ONIMAC LE ( #HistoriasdelCamino )

Es una mañana radiante de finales de agosto, con un cielo azul intenso que inunda los ojos y un sol más templado y clemente que en días anteriores. Sopla una brisa amable para los numerosos peregrinos que ascienden por el empinado sendero que, partiendo de Rabanal del Camino, cruza la maragatería.

A paso vivo y cuesta abajo, Ramón va saludando a los caminantes con un sonoro y enérgico "¡buenos días, ultreia!". La mayoría le responde con amabilidad y alegría; otros murmuran y asienten con gesto educado; algunos, incluso, se detienen y le preguntan.

- ¿Qué? ¿De regreso?
- No, de camino.
- ¿Viene de Santiago?
- Podría decirse.
- ¿Y adónde va?
- Donde el Camino.

Las conversaciones no suelen ir más allá. Ramón es un hombre añoso e imponente. Alto, robusto, bien plantado, piernilargo y elegante de andares, que ayuda con un rotundo cayado de castaño. Los ojos clarísimos, la cuidada barba y el pelo cano cortado a cepillo otorgan cierta rebeldía juvenil a su apariencia de señor mayor y circunspecto. Amable pero parco en palabras, siempre prefirió escuchar a hablar.

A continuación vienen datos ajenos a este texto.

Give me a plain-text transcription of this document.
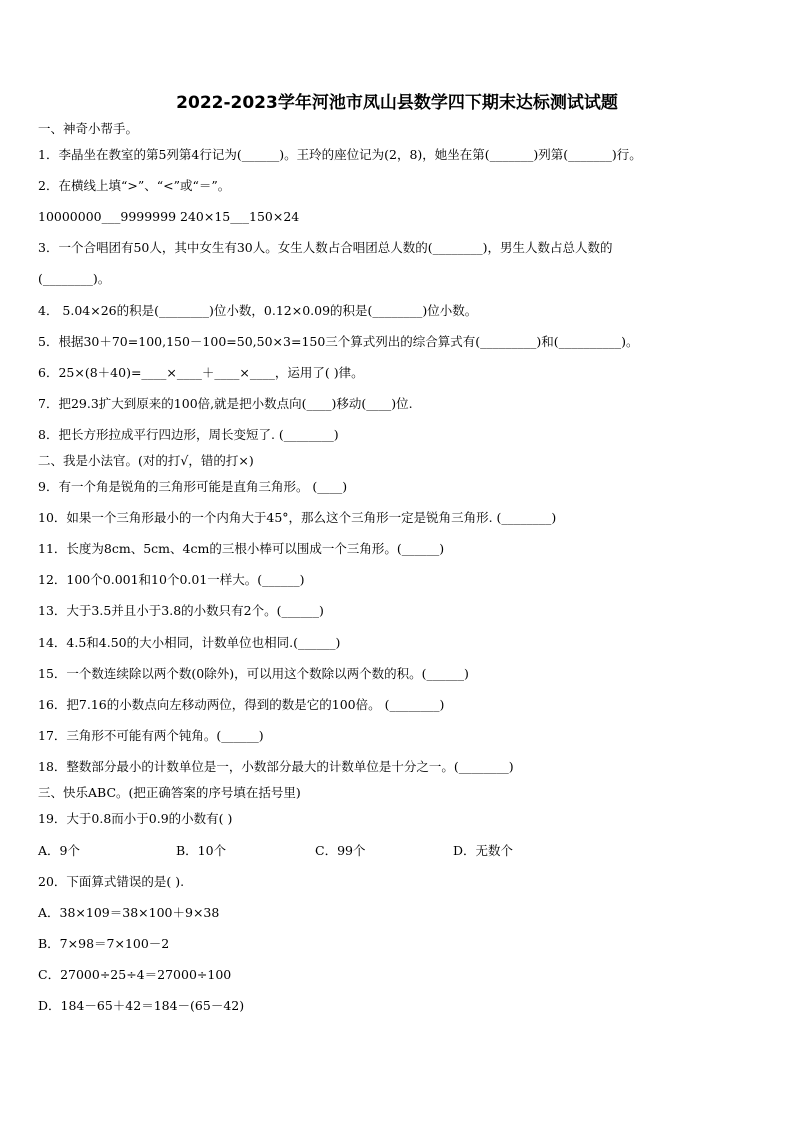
2022-2023学年河池市凤山县数学四下期末达标测试试题
一、神奇小帮手。
1．李晶坐在教室的第5列第4行记为(______)。王玲的座位记为(2，8)，她坐在第(_______)列第(_______)行。
2．在横线上填“>”、“<”或“＝”。
10000000___9999999 240×15___150×24
3．一个合唱团有50人，其中女生有30人。女生人数占合唱团总人数的(________)，男生人数占总人数的
(________)。
4． 5.04×26的积是(________)位小数，0.12×0.09的积是(________)位小数。
5．根据30＋70=100,150－100=50,50×3=150三个算式列出的综合算式有(_________)和(__________)。
6．25×(8＋40)=____×____＋____×____，运用了( )律。
7．把29.3扩大到原来的100倍,就是把小数点向(____)移动(____)位.
8．把长方形拉成平行四边形，周长变短了. (________)
二、我是小法官。(对的打√，错的打×)
9．有一个角是锐角的三角形可能是直角三角形。 (____)
10．如果一个三角形最小的一个内角大于45°，那么这个三角形一定是锐角三角形. (________)
11．长度为8cm、5cm、4cm的三根小棒可以围成一个三角形。(______)
12．100个0.001和10个0.01一样大。(______)
13．大于3.5并且小于3.8的小数只有2个。(______)
14．4.5和4.50的大小相同，计数单位也相同.(______)
15．一个数连续除以两个数(0除外)，可以用这个数除以两个数的积。(______)
16．把7.16的小数点向左移动两位，得到的数是它的100倍。 (________)
17．三角形不可能有两个钝角。(______)
18．整数部分最小的计数单位是一，小数部分最大的计数单位是十分之一。(________)
三、快乐ABC。(把正确答案的序号填在括号里)
19．大于0.8而小于0.9的小数有( )
A．9个	B．10个	C．99个	D．无数个
20．下面算式错误的是( ).
A．38×109＝38×100＋9×38
B．7×98＝7×100－2
C．27000÷25÷4＝27000÷100
D．184－65＋42＝184－(65－42)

Hay también quienes le inquieren sobre la ruta.

- ¿Queda mucho para Foncebadón?
- Ya ha pasado lo más duro. Con el día que hace, ni os daréis cuenta.
- ¿Y para la Cruz de Ferro?
- Un poco más, pero no es tan empinado.
- ¿Ha visto a Tomás Martínez?
- Ahí sigue, en Manjarín, con su hospitalidad y sus cosas templarias.
- ¿Y cómo está?
- Viejo, como yo. Le están renovando el albergue.
- ¡No me diga!
- Como lo oye.

Se le viene de golpe la imagen de Tomás, casi treinta años atrás, y siente una fuerte punzada en el pecho. Ráfagas de aire helado. Elena. Un diluvio. Un atisbo de luz en la oscuridad del Camino. El albergue. Tomás ofreciendo café caliente y conversación en un chamizo. Tomás y ella conversando, Ramón escuchando. Feliz.

- ¿Se encuentra usted bien?
- Sí, no pasa nada. Recuerdos sobrevenidos.

Y Ramón prosigue su viaje entre piornos, enebros, retamas y peregrinos afanosos que contemplan a este viejo de voz grave y andar ligero que les saluda al paso, siguiendo el mismo sendero por el que siglos atrás iban y venían cargados los arrieros maragatos, el mismo que recorrieron los templarios de Ponferrada para proteger a los peregrinos, el mismo que cabalgó Carlomagno en las leyendas. El mismo que recorrió con Elena.

Sólo ahora, después de tanto tiempo, es capaz de sentir y respetar la enormidad del recorrido, el latido de la historia bajo sus pies, la emoción y la fe a su alrededor, una fe para él ajena, distante, nunca buscada. Ramón llegó a Santiago siguiendo a una mujer enamorada del Camino. En el Camino encontró a Elena y con ella se encontró a sí mismo. Lo anduvieron varias veces, y siempre la acompañó, únicamente, por amor. Ahora, mucho tiempo después, solo e igual de descreído en lo divino, toca rendir debidas cuentas en lo humano. De bien nacido es ser agradecido.

El largo descenso del monte Irago se le hace ligero entre luces, sombras y recuerdos. Empieza a atardecer, y Rabanal del Camino aparece al fin, con su calma centenaria, al pie de la montaña. Ahí siguen las robustas casas de piedra y la calle Real recibiendo caminantes recién venidos de Astorga, un rebullir de vidas constantemente renovado. Ha llegado a tiempo.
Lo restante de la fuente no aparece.